La dernière fois que l’on avait eu des nouvelles de Sister Iodine, c’était à propos du quatrième album du groupe, Flame Desastre, un manifeste de no wave guerrière, tribale, jusqu’au-boutiste et meurtrière : un disque absolument parfait pour tenter une auto-liquéfaction de cervelle tout en vous incitant à vous rogner les articulations jusqu’à l’os. Comme une mort horrible et terrifiante mais d’une lenteur insoutenable et inévitable.
C’est précisément lors d’une tournée japonaise organisée pour la réédition en CD de Flame Desastre sur le label autrichien Mego que les Sister Iodine ont enregistré Meth : Live in Tokyo, nouvel EP capté à l’occasion d’un concert donné le 18 janvier 2010 en compagnie de Masaya Nakahara. Ce dernier est un harsheur émérite et reconnu, il a joué ou joue encore sous les alias de Hair Stylistics et Violent Onsen Geisha, de quoi vous situer le bonhomme et à priori le niveau de violence engendrée et libérée par Meth : Live in Tokyo.
Étrangement, ce nouvel enregistrement, bien que plus massif et bruitiste encore que Flame Desastre, passe mieux la rampe de l’acceptation masochiste et de l’automutilation. Pourtant les trois Sister Iodine accompagnés de Masaya Nakahara font vraiment tout ce qu’ils peuvent (ce concert avait vraiment l’air apocalyptique) pour faire le plus de dégâts possibles et irrémédiables. Or on finit par déceler, au-delà de la barbarie bruitiste – une barbarie non exempte d’angles et de contours : le mur du son révèle en effet de nombreuses prises parfaitement discernables, auxquelles on peut tenter de s’accrocher et qui rendent l’expérience tout à fait praticable – bref, au delà de la barbarie, on décèle ce flottement spectral qui dépasse toute notion de bruit, flottement qui vous donne des visions, vous foudroie d’éclairs aveuglants et vous soulève le corps. On finit même par s’habituer à toute cette folie ambiante et on apprend à déambuler ainsi au milieu des détails assourdissants de ce chaos sans nom.
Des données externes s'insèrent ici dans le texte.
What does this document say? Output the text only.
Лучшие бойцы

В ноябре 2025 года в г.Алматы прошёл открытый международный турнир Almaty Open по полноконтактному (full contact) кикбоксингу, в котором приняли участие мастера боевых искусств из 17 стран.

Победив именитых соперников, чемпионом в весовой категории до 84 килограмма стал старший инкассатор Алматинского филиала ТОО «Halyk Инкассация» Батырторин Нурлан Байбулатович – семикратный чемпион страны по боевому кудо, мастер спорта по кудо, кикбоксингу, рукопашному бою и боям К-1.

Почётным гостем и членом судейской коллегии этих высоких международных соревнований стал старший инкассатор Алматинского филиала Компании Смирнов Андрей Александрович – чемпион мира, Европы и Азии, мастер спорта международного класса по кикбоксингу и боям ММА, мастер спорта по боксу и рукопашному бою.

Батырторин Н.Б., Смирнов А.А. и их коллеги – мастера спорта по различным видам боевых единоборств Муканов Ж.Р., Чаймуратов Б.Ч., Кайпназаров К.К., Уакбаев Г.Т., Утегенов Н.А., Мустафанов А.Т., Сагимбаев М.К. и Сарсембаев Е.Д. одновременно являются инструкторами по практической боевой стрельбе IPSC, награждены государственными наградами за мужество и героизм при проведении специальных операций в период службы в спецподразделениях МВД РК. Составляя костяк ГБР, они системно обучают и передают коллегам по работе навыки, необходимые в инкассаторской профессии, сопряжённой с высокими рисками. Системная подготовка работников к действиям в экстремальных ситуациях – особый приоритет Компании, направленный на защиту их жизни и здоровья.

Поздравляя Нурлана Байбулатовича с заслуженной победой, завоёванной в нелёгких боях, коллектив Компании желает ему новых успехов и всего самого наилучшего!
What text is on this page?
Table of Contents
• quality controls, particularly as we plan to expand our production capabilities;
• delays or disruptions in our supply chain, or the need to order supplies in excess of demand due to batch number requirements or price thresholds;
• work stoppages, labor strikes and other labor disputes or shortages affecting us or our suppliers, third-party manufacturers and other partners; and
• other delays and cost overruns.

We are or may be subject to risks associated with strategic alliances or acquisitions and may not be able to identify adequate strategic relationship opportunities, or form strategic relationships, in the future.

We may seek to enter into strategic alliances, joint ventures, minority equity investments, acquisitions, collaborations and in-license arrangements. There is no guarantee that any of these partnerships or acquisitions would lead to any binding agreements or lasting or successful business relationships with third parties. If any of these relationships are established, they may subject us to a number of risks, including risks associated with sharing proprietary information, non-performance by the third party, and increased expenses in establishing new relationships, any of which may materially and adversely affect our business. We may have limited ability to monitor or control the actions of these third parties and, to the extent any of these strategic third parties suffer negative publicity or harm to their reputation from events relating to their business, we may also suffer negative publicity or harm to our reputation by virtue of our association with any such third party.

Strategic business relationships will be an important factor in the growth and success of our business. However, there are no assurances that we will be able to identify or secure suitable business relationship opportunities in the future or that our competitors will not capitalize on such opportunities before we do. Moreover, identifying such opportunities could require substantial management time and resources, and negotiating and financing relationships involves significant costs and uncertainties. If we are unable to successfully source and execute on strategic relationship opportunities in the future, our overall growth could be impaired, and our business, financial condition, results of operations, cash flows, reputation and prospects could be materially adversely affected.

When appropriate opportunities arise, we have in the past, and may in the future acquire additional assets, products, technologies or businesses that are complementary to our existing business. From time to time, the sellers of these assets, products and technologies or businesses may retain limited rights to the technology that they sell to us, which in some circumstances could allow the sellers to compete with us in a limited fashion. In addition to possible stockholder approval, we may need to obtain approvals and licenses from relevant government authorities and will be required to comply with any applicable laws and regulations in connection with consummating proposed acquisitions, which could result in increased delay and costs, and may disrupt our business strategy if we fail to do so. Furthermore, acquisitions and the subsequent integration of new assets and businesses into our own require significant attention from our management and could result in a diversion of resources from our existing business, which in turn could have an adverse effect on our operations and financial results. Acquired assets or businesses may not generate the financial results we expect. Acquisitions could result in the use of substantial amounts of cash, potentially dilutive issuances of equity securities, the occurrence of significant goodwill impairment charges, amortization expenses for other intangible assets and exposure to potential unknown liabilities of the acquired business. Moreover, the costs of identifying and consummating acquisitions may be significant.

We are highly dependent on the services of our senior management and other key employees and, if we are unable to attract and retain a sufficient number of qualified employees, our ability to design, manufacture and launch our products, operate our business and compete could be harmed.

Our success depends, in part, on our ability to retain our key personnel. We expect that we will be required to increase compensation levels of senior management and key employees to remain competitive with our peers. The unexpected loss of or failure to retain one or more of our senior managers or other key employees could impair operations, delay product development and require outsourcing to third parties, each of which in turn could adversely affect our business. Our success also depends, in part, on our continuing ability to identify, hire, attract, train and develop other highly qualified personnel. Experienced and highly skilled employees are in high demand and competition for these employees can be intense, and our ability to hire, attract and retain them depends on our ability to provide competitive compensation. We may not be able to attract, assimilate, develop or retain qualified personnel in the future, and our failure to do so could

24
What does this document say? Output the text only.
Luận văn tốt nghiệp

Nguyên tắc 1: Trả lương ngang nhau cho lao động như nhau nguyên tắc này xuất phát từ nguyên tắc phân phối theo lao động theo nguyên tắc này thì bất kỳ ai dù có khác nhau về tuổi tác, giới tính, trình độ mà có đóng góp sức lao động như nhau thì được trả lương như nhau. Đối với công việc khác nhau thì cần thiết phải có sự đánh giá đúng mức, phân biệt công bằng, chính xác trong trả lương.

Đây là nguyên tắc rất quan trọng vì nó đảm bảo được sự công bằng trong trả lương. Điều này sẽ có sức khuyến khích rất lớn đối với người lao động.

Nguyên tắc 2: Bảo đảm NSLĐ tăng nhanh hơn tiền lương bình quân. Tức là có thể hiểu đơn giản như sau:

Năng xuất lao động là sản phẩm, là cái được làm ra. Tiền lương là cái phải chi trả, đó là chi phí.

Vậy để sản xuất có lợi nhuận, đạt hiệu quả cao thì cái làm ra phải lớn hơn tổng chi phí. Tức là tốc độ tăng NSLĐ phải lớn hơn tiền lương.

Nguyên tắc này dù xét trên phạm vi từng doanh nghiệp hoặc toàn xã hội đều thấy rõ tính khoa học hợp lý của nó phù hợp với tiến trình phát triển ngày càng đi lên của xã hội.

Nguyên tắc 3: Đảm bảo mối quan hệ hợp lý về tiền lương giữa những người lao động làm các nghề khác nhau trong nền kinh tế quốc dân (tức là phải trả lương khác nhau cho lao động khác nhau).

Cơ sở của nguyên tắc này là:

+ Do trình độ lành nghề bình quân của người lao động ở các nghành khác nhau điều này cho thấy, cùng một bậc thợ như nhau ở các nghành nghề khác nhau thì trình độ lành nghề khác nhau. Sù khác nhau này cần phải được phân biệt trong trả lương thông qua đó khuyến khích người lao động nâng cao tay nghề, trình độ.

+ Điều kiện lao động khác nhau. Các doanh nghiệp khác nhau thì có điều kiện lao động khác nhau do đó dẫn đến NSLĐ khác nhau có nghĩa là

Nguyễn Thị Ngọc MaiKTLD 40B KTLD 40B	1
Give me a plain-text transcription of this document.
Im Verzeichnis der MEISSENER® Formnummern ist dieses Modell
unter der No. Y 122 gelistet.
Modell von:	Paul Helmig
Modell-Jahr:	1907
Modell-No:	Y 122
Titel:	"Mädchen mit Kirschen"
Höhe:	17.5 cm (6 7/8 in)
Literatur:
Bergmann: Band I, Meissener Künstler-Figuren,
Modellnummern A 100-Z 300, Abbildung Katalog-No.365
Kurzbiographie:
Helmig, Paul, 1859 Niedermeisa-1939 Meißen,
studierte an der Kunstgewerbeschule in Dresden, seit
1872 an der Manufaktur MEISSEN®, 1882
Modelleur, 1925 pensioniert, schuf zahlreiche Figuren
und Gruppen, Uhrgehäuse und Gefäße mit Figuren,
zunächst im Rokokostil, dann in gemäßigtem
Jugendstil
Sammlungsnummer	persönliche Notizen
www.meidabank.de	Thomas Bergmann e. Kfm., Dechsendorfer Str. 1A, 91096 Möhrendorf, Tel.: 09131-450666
Chaos qui sur la deuxième face du disque devient de plus en plus abstrait et abandonne petit à petit le langage de la brutalité pure pour s’épanouir dans quelques expériences sensorielles que les détracteurs du harsh noise et de toute musique bruitiste en général disent ne jamais entendre mais qu’au contraire les amateurs de sensations fortes recherchent toujours avec avidité. Ici les Sister Iodine et Masaya Nakahara atteignent une espèce de transe par le bruit, palpable même au travers d’un enregistrement à la qualité certes limitée. On aurait rêvé assister à ce concert de folie.
Ce n’est pas exactement Sister Iodine qui sera en concert le 2 juin au Sonic dans le cadre d’une carte blanche à Gaffer records sponsorisée par les Nuits Sonores mais Antilles, soit l’autre groupe des deux guitaristes de Sister Iodine mais avec un batteur différent (Jérôme Berg de The Berg Sans Nipple) – du coup la musique change elle aussi : Antilles offre un visage moins bruitiste et plus accessible de l’extrémisme musical. Pour cette soirée/nuit à la programmation assez fantastique on remarquera donc Meurthe, les Lunatic Toys, Kandinsky featuring Mario Rechtern, Heretic Chaos et (donc) Antilles, autrement dit un concert de qualité et d'un genre auquel on a rarement l’occasion d’assister, même si on a les oreilles averties.